La burocracia le marca a Zama un camino sin
salida. En su descenso, apelando a cualquier recurso para que el gobernador
influya por su situación ante el rey, Zama acepta convertirse en inquisidor de
su secretario, firmando un dictamen para sancionarlo por escribir en sus horas
de trabajo: todos serán esfuerzos vanos; nada de lo que haga logrará modificar
su postergación.
Como
el dios que imagina, Zama quiso ser nuevamente padre y también fracasó: ve en
su hijo un animalito pese a que se muestra como padre orgulloso y dice que el
niño será un héroe, aunque más tarde pierde su interés ya que no obtiene
subsidio por el bastardo. Desprecia a la madre de aquél, pero necesita que le
ceda un espacio en su humilde vivienda porque no puede pagarse un hospedaje.
Será
Manuel Fernández, su secretario sancionado, quien se haga cargo del hijo del protagonista
y también del Zama pobre y enfermo.
La
descripción de los espacios y de la caída económica y moral del personaje
principal coincide con el derrumbe que viene sufriendo España desde la
conquista de América.
La
narración del cambio de albergue que se le impone a Zama, el hambre y el ayuno
forzoso, el poder comer gracias a la compasión de otros aunque lo disimule bajo
su falso orgullo, recuerdan la picaresca española.
Las
mujeres de este espacio son figuras casi esperpénticas: Emilia, la madre de su
hijo, convive con la miseria y la mugre y lo desprecia porque lo siente incapaz
de proporcionarle una ayuda para sustentarse. Las mujeres fantasmales que cree
ver en el albergue; las negras: una muere inmediatamente, Zama sospecha que por
algún embrujo, la otra, Tora, es misteriosa y contribuye a su desconcierto.

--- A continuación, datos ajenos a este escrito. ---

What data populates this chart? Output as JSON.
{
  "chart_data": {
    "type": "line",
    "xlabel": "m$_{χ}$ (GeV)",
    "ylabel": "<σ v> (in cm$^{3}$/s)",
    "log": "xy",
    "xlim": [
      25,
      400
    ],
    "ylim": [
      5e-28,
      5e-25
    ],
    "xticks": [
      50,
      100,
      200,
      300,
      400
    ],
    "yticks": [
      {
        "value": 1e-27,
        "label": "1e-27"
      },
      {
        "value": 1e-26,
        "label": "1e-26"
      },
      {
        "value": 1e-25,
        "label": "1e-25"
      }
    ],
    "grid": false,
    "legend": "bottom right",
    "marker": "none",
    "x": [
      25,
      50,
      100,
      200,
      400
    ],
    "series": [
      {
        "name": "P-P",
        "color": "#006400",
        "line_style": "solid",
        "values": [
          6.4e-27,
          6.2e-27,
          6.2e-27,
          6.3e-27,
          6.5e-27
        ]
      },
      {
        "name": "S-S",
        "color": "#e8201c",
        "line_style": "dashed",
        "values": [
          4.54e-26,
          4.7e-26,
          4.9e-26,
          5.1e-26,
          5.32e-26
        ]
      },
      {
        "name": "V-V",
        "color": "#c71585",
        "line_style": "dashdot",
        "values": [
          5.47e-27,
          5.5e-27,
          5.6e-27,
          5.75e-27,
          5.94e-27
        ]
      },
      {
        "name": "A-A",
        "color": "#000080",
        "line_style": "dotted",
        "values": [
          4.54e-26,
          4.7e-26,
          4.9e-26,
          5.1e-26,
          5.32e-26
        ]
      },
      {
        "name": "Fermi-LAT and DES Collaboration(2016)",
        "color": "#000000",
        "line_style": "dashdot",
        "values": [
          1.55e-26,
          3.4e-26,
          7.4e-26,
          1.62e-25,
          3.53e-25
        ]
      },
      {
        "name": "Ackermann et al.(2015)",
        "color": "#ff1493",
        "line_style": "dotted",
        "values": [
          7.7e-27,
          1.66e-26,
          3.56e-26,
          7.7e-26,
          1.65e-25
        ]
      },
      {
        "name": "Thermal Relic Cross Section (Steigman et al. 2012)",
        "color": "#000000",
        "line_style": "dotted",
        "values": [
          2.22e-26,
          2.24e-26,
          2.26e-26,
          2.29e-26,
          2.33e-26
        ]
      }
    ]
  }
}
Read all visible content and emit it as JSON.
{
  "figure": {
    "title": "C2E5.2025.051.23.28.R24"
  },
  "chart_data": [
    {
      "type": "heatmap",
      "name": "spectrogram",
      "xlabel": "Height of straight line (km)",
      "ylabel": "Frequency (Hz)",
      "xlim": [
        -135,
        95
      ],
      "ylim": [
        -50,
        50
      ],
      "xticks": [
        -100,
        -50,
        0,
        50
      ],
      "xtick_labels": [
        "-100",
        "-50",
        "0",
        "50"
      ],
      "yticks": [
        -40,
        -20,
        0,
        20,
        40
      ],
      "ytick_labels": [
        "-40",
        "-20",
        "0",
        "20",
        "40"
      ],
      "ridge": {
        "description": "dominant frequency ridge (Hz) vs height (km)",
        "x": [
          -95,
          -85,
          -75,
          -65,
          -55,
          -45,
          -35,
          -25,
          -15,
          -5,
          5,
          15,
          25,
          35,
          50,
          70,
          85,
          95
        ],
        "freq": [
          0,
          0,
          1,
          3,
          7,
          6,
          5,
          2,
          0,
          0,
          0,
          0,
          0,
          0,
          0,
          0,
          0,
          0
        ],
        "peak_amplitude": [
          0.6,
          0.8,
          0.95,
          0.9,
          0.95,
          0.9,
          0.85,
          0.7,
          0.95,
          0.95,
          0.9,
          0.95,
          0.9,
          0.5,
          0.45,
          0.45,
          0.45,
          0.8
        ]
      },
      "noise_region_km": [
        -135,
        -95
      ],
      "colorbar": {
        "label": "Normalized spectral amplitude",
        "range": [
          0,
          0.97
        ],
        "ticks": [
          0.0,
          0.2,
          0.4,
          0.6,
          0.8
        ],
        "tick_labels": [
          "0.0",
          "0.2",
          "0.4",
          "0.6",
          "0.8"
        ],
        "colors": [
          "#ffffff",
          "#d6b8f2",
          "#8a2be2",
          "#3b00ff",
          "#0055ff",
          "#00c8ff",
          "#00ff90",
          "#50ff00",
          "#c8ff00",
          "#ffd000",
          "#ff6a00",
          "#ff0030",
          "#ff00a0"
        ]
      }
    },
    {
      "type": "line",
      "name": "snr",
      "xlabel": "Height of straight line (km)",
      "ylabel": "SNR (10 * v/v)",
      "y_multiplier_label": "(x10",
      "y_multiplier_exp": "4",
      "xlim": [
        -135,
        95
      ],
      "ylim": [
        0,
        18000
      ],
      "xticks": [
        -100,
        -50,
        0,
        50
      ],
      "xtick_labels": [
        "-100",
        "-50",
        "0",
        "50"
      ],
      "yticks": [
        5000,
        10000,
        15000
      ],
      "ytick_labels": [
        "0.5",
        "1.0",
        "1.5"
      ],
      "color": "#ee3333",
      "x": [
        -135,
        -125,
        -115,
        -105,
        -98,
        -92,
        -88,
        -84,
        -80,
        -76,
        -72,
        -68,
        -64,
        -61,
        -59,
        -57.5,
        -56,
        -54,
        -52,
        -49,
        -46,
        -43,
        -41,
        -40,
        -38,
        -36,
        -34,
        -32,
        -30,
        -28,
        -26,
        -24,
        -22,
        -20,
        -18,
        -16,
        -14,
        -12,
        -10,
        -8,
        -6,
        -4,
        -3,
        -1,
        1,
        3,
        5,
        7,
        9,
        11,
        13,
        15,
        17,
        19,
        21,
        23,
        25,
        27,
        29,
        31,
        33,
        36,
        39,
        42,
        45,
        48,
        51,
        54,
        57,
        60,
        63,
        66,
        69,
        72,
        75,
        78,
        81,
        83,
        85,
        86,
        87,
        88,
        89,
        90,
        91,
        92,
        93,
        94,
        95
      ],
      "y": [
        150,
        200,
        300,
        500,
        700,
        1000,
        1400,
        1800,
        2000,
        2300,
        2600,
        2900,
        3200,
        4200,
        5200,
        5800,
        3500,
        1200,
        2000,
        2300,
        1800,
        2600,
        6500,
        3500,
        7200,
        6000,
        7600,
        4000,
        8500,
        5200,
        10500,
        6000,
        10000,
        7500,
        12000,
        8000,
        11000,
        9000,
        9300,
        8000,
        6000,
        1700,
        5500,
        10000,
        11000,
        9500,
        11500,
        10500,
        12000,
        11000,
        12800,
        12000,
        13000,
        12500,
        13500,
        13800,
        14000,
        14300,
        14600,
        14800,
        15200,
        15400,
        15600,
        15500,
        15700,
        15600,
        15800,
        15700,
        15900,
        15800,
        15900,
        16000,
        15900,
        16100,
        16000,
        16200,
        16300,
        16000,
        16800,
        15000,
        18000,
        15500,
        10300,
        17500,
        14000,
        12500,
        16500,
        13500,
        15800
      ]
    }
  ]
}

El
clima sonambulesco se acentúa: el niño rubio es ahora una especie de ángel
anunciador de la muerte.
La pequeña mulata es la víctima propiciatoria
de una alegórica muerte, en una noche con la luna escondida entre las nubes,
arrollada por el caballo blanco. Esas monedas en la mano inerte de la niña le
revelan a Zama cómo ha llegado a corromperse por el dinero. Todo preludia la
pesadilla en la que se sumergirá el personaje. El hambre y la miseria, más los
indicios de magia negra que vive en su nueva pensión, son los ejes de este
espacio.
Como
un círculo que se cierra, Zama se reencontrará consigo mismo a través de su
otro yo, el niño rubio. En su intento por recuperar el honor perdido, el
protagonista acepta una arriesgada empresa militar en busca del bandido Vicuña
Porto al que conoce desde la época del corregimiento. No logrará tal objetivo y
terminará siendo cómplice del supuesto perseguido –que se encuentra mimetizado
entre los soldados– y luego, deshonrado y mutilado por los bandidos.
En
su eterna espera, Zama se ha ido perdiendo cada vez más como persona, hasta
diluirse en la autodestrucción. Intentó salvarse recurriendo a estrategias que
lo dejaron sin principios. Su orgullo por el que fue lo ha transformado en otro
ser, en quien el instinto de supervivencia logró demoler su antigua imagen.